2. Mac Pro. A faster, more powerful, computer in an industry where every generation of devices is faster and more powerful. A trend that existed before the Macintosh existed.
3. OS X + Apps. I consider the app store a step backward for humanity, as it centralizes something that had been decentralizing and democratizing over decades of hard fought battles between open and closed. The best things about OS X are the best things about UNIX. And, I consider Linux a better UNIX (but, I'm willing to admit that the Macintosh experience for most users is superior, due to it being a unified hardware+software product, wherein Apple can make it all work together flawlessly). I don't consider it revolutionary, however.
4. Airport? WTF? Expensive WiFi is revolutionary?
I'm not really an Apple hater (aside from my strong preference for Open Source over proprietary, especially in important platform choices), but it's absurd to compare Apple's innovation to self-driving cars (or the kinds of innovation Bell Labs used to lead the way on).

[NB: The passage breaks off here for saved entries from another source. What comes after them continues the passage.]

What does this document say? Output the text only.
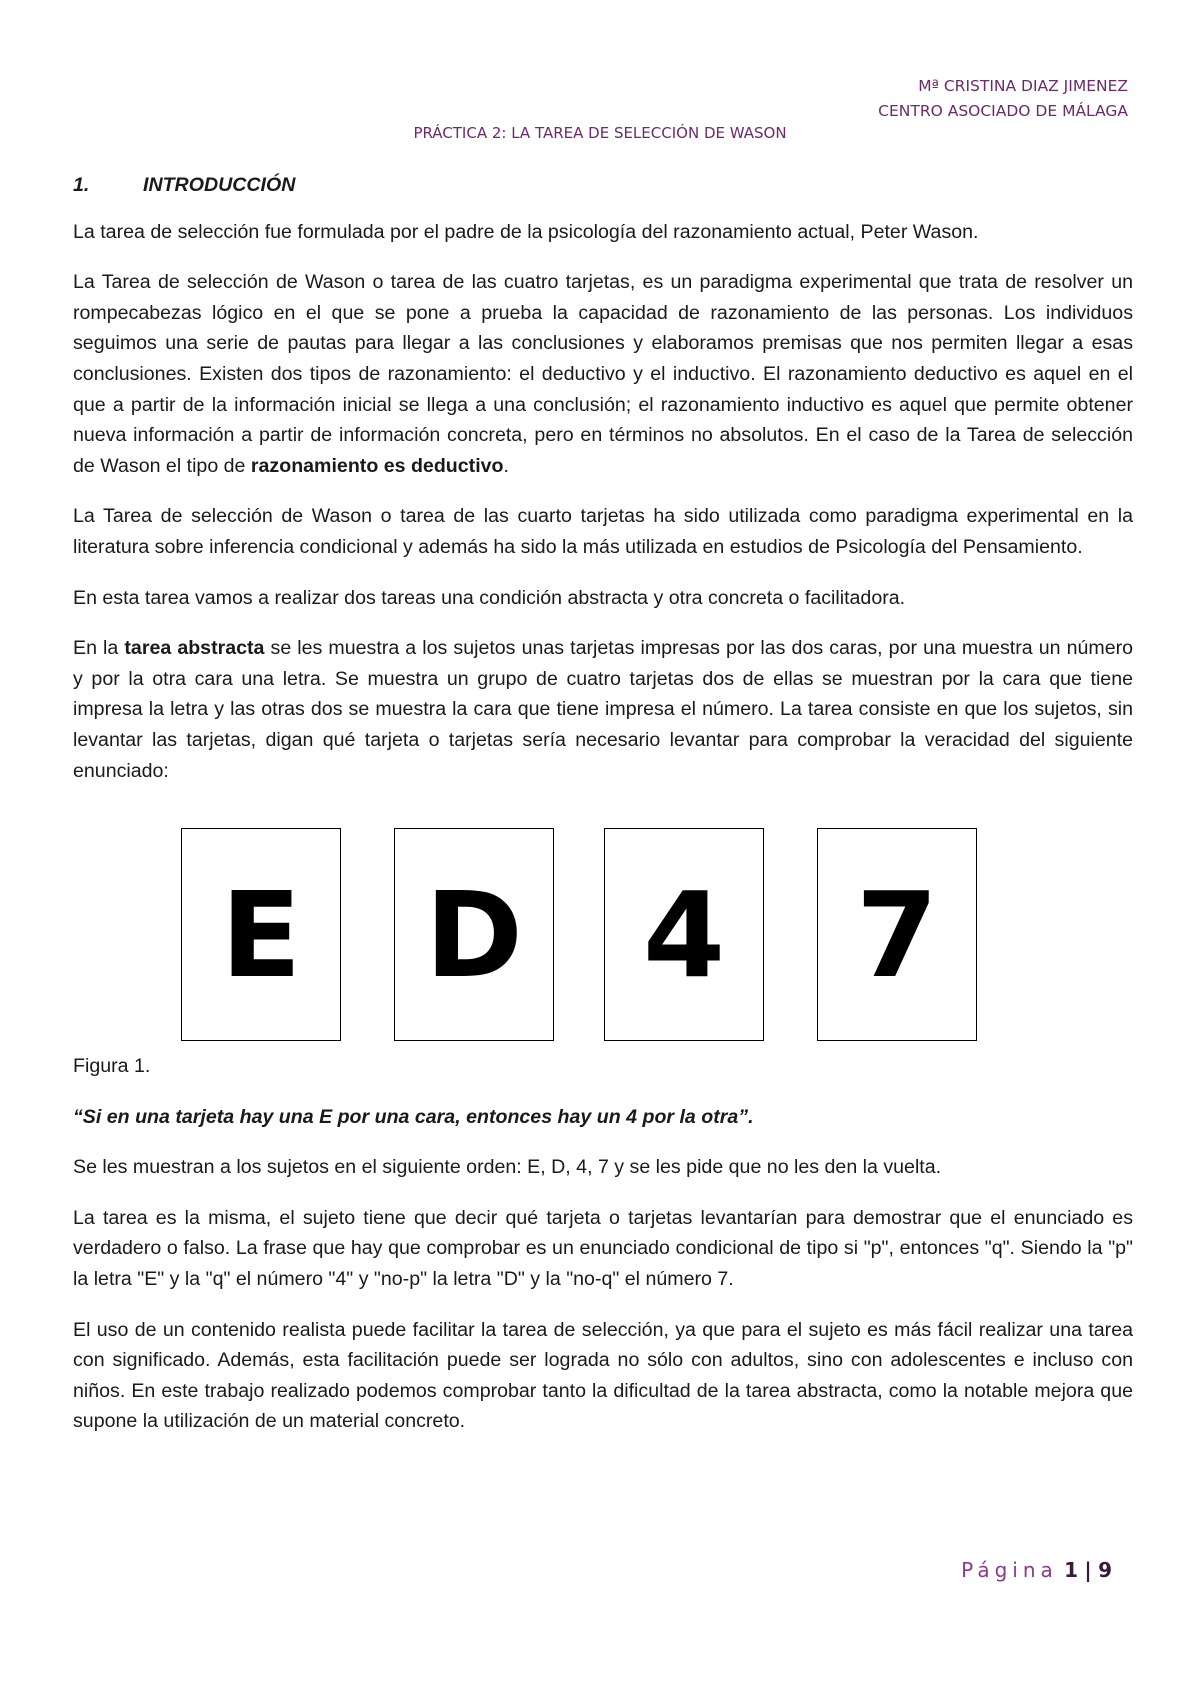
Mª CRISTINA DIAZ JIMENEZ
CENTRO ASOCIADO DE MÁLAGA
PRÁCTICA 2: LA TAREA DE SELECCIÓN DE WASON
1.	INTRODUCCIÓN

La tarea de selección fue formulada por el padre de la psicología del razonamiento actual, Peter Wason.

La Tarea de selección de Wason o tarea de las cuatro tarjetas, es un paradigma experimental que trata de resolver un rompecabezas lógico en el que se pone a prueba la capacidad de razonamiento de las personas. Los individuos seguimos una serie de pautas para llegar a las conclusiones y elaboramos premisas que nos permiten llegar a esas conclusiones. Existen dos tipos de razonamiento: el deductivo y el inductivo. El razonamiento deductivo es aquel en el que a partir de la información inicial se llega a una conclusión; el razonamiento inductivo es aquel que permite obtener nueva información a partir de información concreta, pero en términos no absolutos. En el caso de la Tarea de selección de Wason el tipo de razonamiento es deductivo.

La Tarea de selección de Wason o tarea de las cuarto tarjetas ha sido utilizada como paradigma experimental en la literatura sobre inferencia condicional y además ha sido la más utilizada en estudios de Psicología del Pensamiento.

En esta tarea vamos a realizar dos tareas una condición abstracta y otra concreta o facilitadora.

En la tarea abstracta se les muestra a los sujetos unas tarjetas impresas por las dos caras, por una muestra un número y por la otra cara una letra. Se muestra un grupo de cuatro tarjetas dos de ellas se muestran por la cara que tiene impresa la letra y las otras dos se muestra la cara que tiene impresa el número. La tarea consiste en que los sujetos, sin levantar las tarjetas, digan qué tarjeta o tarjetas sería necesario levantar para comprobar la veracidad del siguiente enunciado:

E D 4 7

Figura 1.

“Si en una tarjeta hay una E por una cara, entonces hay un 4 por la otra”.

Se les muestran a los sujetos en el siguiente orden: E, D, 4, 7 y se les pide que no les den la vuelta.

La tarea es la misma, el sujeto tiene que decir qué tarjeta o tarjetas levantarían para demostrar que el enunciado es verdadero o falso. La frase que hay que comprobar es un enunciado condicional de tipo si "p", entonces "q". Siendo la "p" la letra "E" y la "q" el número "4" y "no-p" la letra "D" y la "no-q" el número 7.

El uso de un contenido realista puede facilitar la tarea de selección, ya que para el sujeto es más fácil realizar una tarea con significado. Además, esta facilitación puede ser lograda no sólo con adultos, sino con adolescentes e incluso con niños. En este trabajo realizado podemos comprobar tanto la dificultad de la tarea abstracta, como la notable mejora que supone la utilización de un material concreto.

Página 1 | 9
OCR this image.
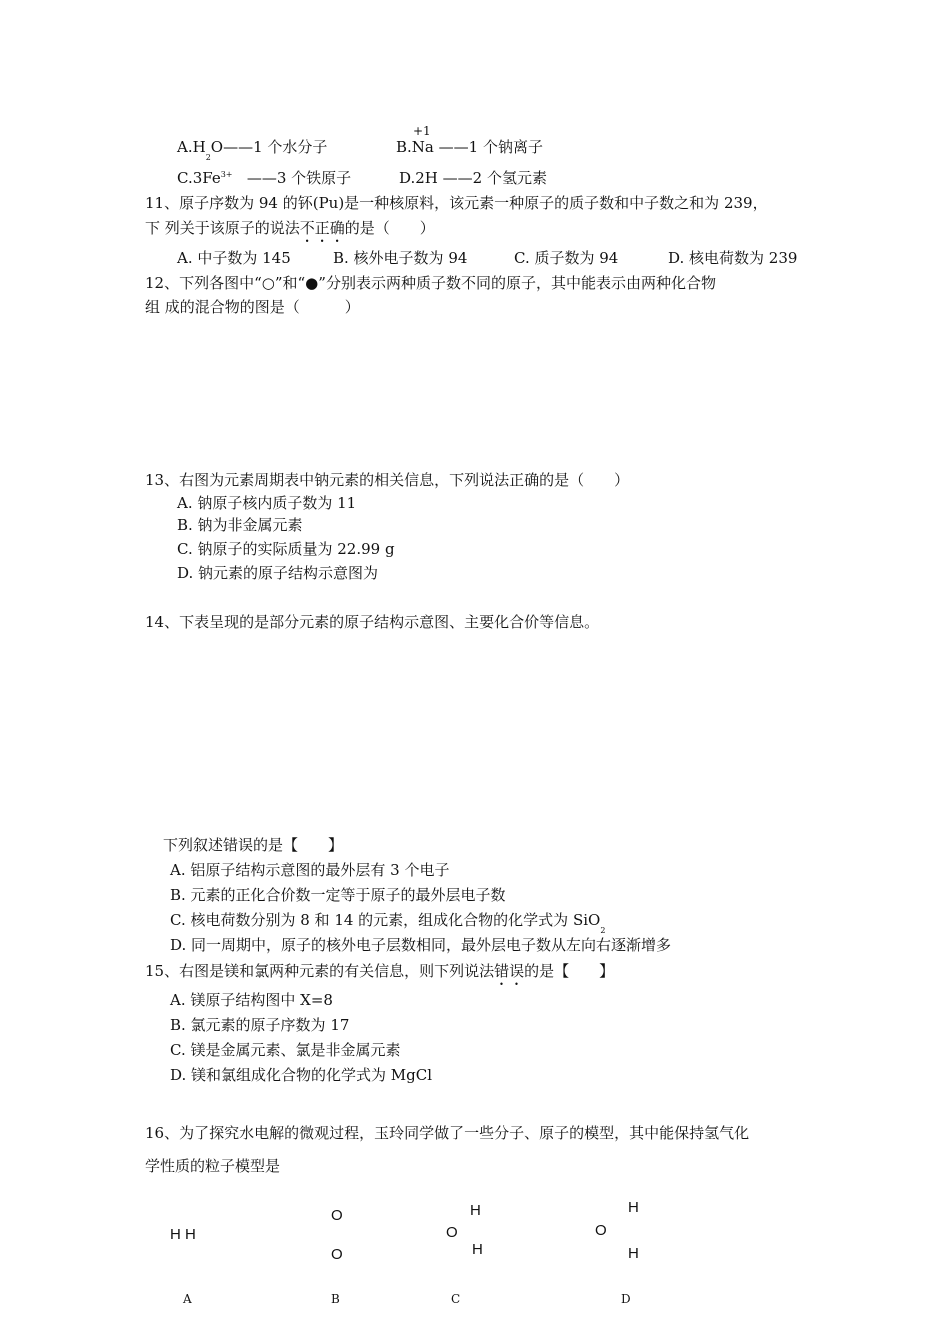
$A.H_2O——1$ 个水分子
+1
B.Na ——1 个钠离子
$C.3Fe^{3+}$ ——3 个铁原子	D.2H ——2 个氢元素
11、原子序数为 94 的钚(Pu)是一种核原料，该元素一种原子的质子数和中子数之和为 239，
下 列关于该原子的说法不正确的是（　　）
A. 中子数为 145	B. 核外电子数为 94	C. 质子数为 94	D. 核电荷数为 239
12、下列各图中“○”和“●”分别表示两种质子数不同的原子，其中能表示由两种化合物
组 成的混合物的图是（　　　）
13、右图为元素周期表中钠元素的相关信息，下列说法正确的是（　　）
A. 钠原子核内质子数为 11
B. 钠为非金属元素
C. 钠原子的实际质量为 22.99 g
D. 钠元素的原子结构示意图为
14、下表呈现的是部分元素的原子结构示意图、主要化合价等信息。
下列叙述错误的是【　　】
A. 铝原子结构示意图的最外层有 3 个电子
B. 元素的正化合价数一定等于原子的最外层电子数
C. 核电荷数分别为 8 和 14 的元素，组成化合物的化学式为 SiO$_2$
D. 同一周期中，原子的核外电子层数相同，最外层电子数从左向右逐渐增多
15、右图是镁和氯两种元素的有关信息，则下列说法错误的是【　　】
A. 镁原子结构图中 X=8
B. 氯元素的原子序数为 17
C. 镁是金属元素、氯是非金属元素
D. 镁和氯组成化合物的化学式为 MgCl
16、为了探究水电解的微观过程，玉玲同学做了一些分子、原子的模型，其中能保持氢气化
学性质的粒子模型是
H H
O
O
O
H
H
O
H
H
A	B	C	D
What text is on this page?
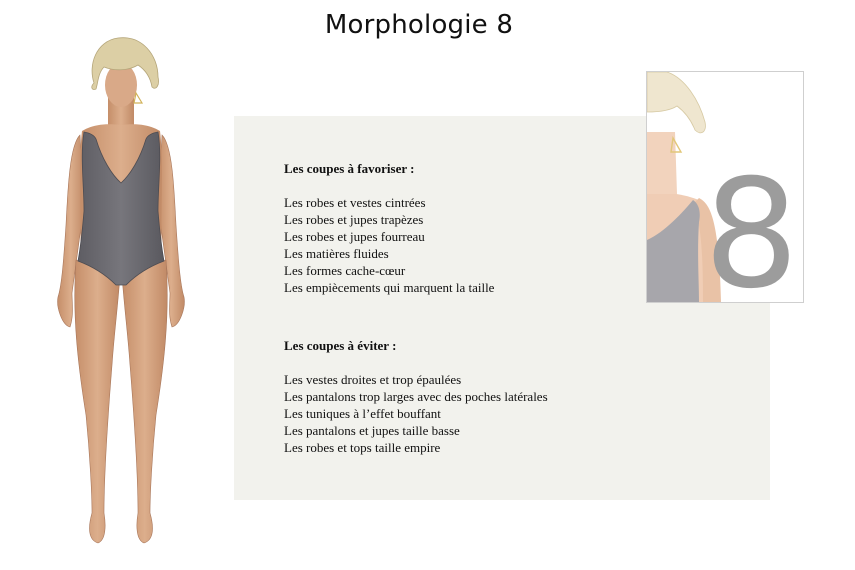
Morphologie 8
Les coupes à favoriser :
Les robes et vestes cintrées
Les robes et jupes trapèzes
Les robes et jupes fourreau
Les matières fluides
Les formes cache-cœur
Les empiècements qui marquent la taille
Les coupes à éviter :
Les vestes droites et trop épaulées
Les pantalons trop larges avec des poches latérales
Les tuniques à l’effet bouffant
Les pantalons et jupes taille basse
Les robes et tops taille empire
8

Both are important and needed.
I don't want to take any credit away from Google. But there is a thin line between a gimmick and something earth shattering. Unless, I practically see, the practical use of these products (by google) I am more inclined to think, they are merely cheap gimmicks.
Google at best, can replicate a feature. But sadly that trick is no longer working. read: G+ and all they have resorted to gimmicks like this.
Oh yea, I am an Apple asshole but that does not make my above point invalid.
Also, the majority of Google R&D (at least that I am aware of) is much more applied than fundamental. The Google Car and Google Glasses are cool, but they will never win Nobel Prizes.
I'm also not sure which industry Google is supposed to have created?